News, trends and analysis in employment law, HR, safety & workers' comp

Jul 01, 2015

WASHINGTON: Injury reporting rules revised July 1, 2015

Safety and Health 

Employers in Washington must comply with new requirements for reporting serious injuries beginning July 1, 2015.

Employers in Washington must comply with new requirements for reporting serious injuries beginning July 1, 2015. Work-related injuries resulting in amputations or loss of an eye must be reported to Washington’s Division of Occupational Safety and Health (DOSH) within 24 hours of learning of the injury. Fatalities and in-patient hospitalizations must still be reported within 8 hours. The changes are the result of new federal requirements from the Occupational Safety and Health Administration (OSHA), on which we previously reported. DOSH adopted most of OSHA’s changes, with three exceptions:

  • DOSH kept Washington’s existing requirement to report all in-patient hospitalizations within 8 hours (OSHA allows 24 hours). If an amputation or loss of an eye requires in-patient hospitalization, you must report within 8 hours.
  • Federal OSHA says that a severed ear isn’t an amputation, but DOSH’s regulation is conspicuously silent. A DOSH representative has informally confirmed to Vigilant that, contrary to federal OSHA’s position, the complete or partial removal of an ear qualifies as the amputation of an external body part which must be reported to DOSH.
  • DOSH decided not to allow Washington employers the option of reporting incidents using OSHA’s new online form, which is still under development.

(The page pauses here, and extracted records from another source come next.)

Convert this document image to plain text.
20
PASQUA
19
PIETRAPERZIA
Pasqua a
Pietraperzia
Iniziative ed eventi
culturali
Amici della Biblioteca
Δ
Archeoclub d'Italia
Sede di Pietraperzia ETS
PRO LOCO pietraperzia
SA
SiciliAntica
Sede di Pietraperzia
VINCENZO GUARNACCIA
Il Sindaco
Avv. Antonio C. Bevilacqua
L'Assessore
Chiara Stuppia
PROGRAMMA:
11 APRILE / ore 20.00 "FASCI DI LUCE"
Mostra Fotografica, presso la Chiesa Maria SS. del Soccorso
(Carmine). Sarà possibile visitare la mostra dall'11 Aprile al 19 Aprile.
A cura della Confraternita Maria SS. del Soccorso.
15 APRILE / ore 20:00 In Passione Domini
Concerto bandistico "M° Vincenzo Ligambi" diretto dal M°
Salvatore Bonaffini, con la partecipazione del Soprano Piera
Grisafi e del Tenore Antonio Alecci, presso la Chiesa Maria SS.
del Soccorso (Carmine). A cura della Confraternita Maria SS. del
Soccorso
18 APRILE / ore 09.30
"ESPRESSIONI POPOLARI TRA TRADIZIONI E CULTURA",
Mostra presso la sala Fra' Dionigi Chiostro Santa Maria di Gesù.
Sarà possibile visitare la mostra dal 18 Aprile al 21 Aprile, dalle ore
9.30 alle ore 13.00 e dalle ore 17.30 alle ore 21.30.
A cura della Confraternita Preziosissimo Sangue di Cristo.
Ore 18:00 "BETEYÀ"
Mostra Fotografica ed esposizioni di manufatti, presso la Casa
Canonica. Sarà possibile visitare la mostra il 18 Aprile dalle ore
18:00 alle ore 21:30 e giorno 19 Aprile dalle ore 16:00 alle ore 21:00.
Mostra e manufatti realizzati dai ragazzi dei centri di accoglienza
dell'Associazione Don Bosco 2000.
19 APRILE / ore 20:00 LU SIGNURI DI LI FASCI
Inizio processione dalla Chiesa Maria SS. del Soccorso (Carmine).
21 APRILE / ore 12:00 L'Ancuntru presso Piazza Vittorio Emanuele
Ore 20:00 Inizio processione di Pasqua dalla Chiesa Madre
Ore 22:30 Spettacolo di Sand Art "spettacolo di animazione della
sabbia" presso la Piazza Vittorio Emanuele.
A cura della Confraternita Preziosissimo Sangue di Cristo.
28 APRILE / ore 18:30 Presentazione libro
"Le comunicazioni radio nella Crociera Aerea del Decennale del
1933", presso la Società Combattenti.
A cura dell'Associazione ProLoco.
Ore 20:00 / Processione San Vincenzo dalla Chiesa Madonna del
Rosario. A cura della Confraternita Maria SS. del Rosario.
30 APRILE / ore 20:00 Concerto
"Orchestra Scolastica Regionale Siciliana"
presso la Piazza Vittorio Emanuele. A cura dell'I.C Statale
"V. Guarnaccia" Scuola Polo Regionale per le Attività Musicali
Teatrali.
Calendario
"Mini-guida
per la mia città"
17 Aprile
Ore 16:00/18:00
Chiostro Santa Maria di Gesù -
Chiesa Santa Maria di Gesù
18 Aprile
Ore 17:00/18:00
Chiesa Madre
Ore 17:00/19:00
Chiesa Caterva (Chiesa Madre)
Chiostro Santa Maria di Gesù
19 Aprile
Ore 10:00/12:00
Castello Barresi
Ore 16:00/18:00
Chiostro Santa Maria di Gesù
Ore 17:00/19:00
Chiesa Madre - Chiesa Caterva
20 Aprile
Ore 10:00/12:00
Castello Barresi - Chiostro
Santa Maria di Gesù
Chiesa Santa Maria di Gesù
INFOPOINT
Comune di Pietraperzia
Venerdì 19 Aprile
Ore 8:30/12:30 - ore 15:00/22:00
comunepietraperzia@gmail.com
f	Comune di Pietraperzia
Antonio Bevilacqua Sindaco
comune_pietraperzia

The DOSH rule follows OSHA’s lead in updating the list of low-hazard industries in which Washington employers are exempt from DOSH’s requirement to record work-related injuries and illnesses on the OSHA-300 Log. The requirement to contact DOSH or OSHA to report fatalities, in-patient hospitalizations, amputations, or loss of an eye, however, applies to all employers regardless of industry or number of employees. For more information, see DOSH’s web page on the new rule, read our Legal Guide, “Catastrophe/Fatality Notification Procedure,” or contact your Vigilant safety professional.

This website presents general information in nontechnical language. This information is not legal advice. Before applying this information to a specific management decision, consult legal counsel.